Improving Spatial Transcriptomics Prediction With Hybrid State Space-Vision Transformer Backbone in Pathology Vision Foundation Models

Motivation Spatial Transcriptomics (ST) links gene expression profiles to spatial locations within a tissue section, typically visualized through a co-registered Hematoxylin & Eosin (H&E) Whole Slide Image (WSI). While ST holds immense potential for precision medicine, its clinical deployment is hindered by high costs and a lack of standardized protocols. Consequently, recent works leverage pathology Vision Foundation Models (VFMs) to train downstream ST prediction models from H&E WSIs. However, current VFMs based on Vision Transformers (ViT) exhibit suboptimal performance, particularly on colorectal cancer (CRC) biomarker prediction.
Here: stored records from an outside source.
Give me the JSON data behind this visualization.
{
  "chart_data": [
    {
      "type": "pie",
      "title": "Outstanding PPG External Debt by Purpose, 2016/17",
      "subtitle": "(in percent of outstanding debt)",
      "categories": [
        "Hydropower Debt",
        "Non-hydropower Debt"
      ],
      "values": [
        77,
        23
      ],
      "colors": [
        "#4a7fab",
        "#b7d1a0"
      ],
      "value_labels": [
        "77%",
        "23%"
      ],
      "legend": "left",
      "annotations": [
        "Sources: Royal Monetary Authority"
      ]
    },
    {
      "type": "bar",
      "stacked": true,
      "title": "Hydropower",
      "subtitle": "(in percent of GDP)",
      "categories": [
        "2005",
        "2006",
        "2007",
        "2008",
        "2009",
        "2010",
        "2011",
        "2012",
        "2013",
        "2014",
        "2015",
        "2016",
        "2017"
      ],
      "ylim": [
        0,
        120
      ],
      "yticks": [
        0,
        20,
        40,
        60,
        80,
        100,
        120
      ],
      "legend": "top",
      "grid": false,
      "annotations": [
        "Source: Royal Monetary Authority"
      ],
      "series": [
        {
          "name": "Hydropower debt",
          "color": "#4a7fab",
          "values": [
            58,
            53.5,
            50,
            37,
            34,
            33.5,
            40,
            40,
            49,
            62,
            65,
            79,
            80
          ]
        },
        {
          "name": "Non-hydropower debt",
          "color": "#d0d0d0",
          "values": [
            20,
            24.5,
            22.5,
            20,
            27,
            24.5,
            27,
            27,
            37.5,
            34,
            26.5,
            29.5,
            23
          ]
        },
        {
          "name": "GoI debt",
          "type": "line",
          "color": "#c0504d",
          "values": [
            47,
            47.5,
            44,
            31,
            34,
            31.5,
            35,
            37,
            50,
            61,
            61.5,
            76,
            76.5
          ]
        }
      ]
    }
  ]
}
Method & Architecture To resolve this limitation, we investigate whether altering the backbone architecture can improve biomarker prediction by analyzing frequency biases. We propose MV Hybrid, a novel architecture incorporating a hybrid State Space-Vision Transformer backbone. Built on the assumption that biomarkers hidden in H&E WSIs are predominantly low frequency, we utilize State Space Models (SSMs) whose negative, real eigenvalues provide a higher bias for learning diverse low-frequency features. MV Hybrid integrates elements such as MambaVision blocks, EinFFT, and attention mechanisms within its sequence mixing and channel mixing layers. For evaluation, models were pretrained on an identical dataset of 756k CRC patches using the DINOv2 self-supervised learning method, and benchmarks were conducted using HEST-Benchmark and HEST-Extended datasets via Ridge Regression.
Results & Discussion The proposed MV Hybrid demonstrated superior performance and robustness in predicting gene expressions compared to conventional ViT and other SSM-based baselines (such as Vim and Hydra). In a qualitative CRC H&E WSI example predicting CLCA1 expression (a tumor suppressor downregulated in malignant polyps), MV Hybrid achieved a Pearson Correlation Coefficient (PCC) of 0.422, significantly outperforming the ViT baseline which scored a PCC of 0.264.
Conclusion Compared to ViT, MV Hybrid enhances the quality of VFM embeddings by strategically analyzing and capturing essential frequency biases, thereby significantly improving CRC biomarker prediction ability and robustness. Since numerous clinically applicable tasks—including survival prediction, subtype classification, and multimodal models—rely heavily on VFM embeddings, they stand to benefit substantially from the MV Hybrid framework.